The acid test of any album is whether or not it works as a piece of music that you want to listen to. For me, Kirk Barley’s ‘Lux’ was over far too quickly.


Taster Track : Descendant



Everything Changes, Nothing Ends : Mark Barrott


‘Everything Changes, Nothing Ends’ is the epic sound of ambient chill as it reaches out of the come down rooms to strive for grandeur and meaning.


It’s an ambitious development. ‘Pandora’ takes the ambient house and orchestral strings that are a marriage made in Ibizan Heaven and adds an Enya celticism that is stunningly effective in creating something mystical and, eventually, almost spiritual. It has the grandeur , on ‘January 25th’, of stumbling across the nearly completed pyramids during the final throes of their construction. 


This is an album that feels like a new day dawning in high definition technicolour. It feels beguilingly unexpected and different, but there’s a nagging worry that it could also feel like the emperor’s new clothes, given a quick upgrade to sparkle anew. (And that, of course, can never be successful or even a thing.)

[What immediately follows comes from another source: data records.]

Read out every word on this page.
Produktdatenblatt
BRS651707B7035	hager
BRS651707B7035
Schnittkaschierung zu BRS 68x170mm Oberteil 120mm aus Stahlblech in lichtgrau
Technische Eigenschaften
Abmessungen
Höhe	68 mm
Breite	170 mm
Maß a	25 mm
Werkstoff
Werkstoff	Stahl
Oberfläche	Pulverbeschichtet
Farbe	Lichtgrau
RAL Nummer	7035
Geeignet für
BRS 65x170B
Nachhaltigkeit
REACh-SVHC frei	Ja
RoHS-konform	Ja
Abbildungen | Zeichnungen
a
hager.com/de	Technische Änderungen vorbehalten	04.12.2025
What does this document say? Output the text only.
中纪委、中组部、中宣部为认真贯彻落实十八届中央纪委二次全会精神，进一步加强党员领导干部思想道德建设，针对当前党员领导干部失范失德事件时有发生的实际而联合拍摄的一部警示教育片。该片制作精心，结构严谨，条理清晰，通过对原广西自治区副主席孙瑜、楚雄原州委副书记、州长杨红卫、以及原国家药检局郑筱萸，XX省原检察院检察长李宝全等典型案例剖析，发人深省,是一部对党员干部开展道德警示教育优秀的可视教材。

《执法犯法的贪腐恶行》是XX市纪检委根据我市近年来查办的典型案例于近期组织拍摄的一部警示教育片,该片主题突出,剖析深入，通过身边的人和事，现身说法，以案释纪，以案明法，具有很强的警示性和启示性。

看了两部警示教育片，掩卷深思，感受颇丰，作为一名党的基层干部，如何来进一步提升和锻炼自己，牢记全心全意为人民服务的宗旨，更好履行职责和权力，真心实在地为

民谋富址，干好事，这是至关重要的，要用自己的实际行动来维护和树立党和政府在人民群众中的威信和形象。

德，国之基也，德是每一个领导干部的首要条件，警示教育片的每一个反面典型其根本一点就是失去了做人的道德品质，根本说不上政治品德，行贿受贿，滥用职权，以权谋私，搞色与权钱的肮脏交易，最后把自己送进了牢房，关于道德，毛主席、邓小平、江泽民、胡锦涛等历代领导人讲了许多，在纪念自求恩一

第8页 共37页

Leaving your worries aside for a moment, there is much to take at face value and enjoy. It’s a great rearrangement of the elements that can make Balearic come down chill beautiful and celebratory. The skipping beats of ‘Butterfly In A Jar (II - IV)’ keep one step in the club sounds  that gave birth to it. The borrowing of some jazz trumpet cleverly interweaves a lonely sound into the mix, emphasisng the peace and calm of the rest. It’s a top moment.


The combination of club and grandeur raises a question though, and the answer will  make clear if you’re going to enjoy the music or not. Is this an album that is trying to free itself from pop’s shackles? Is it aiming too high, to become something grander and more mystical? Does it want to be listened to in reverence and awe, rather than enjoyed and experienced simply as music for the end of a great night out? 


For me the jury’s out. I enjoyed it to a point but it lost me a little before the end.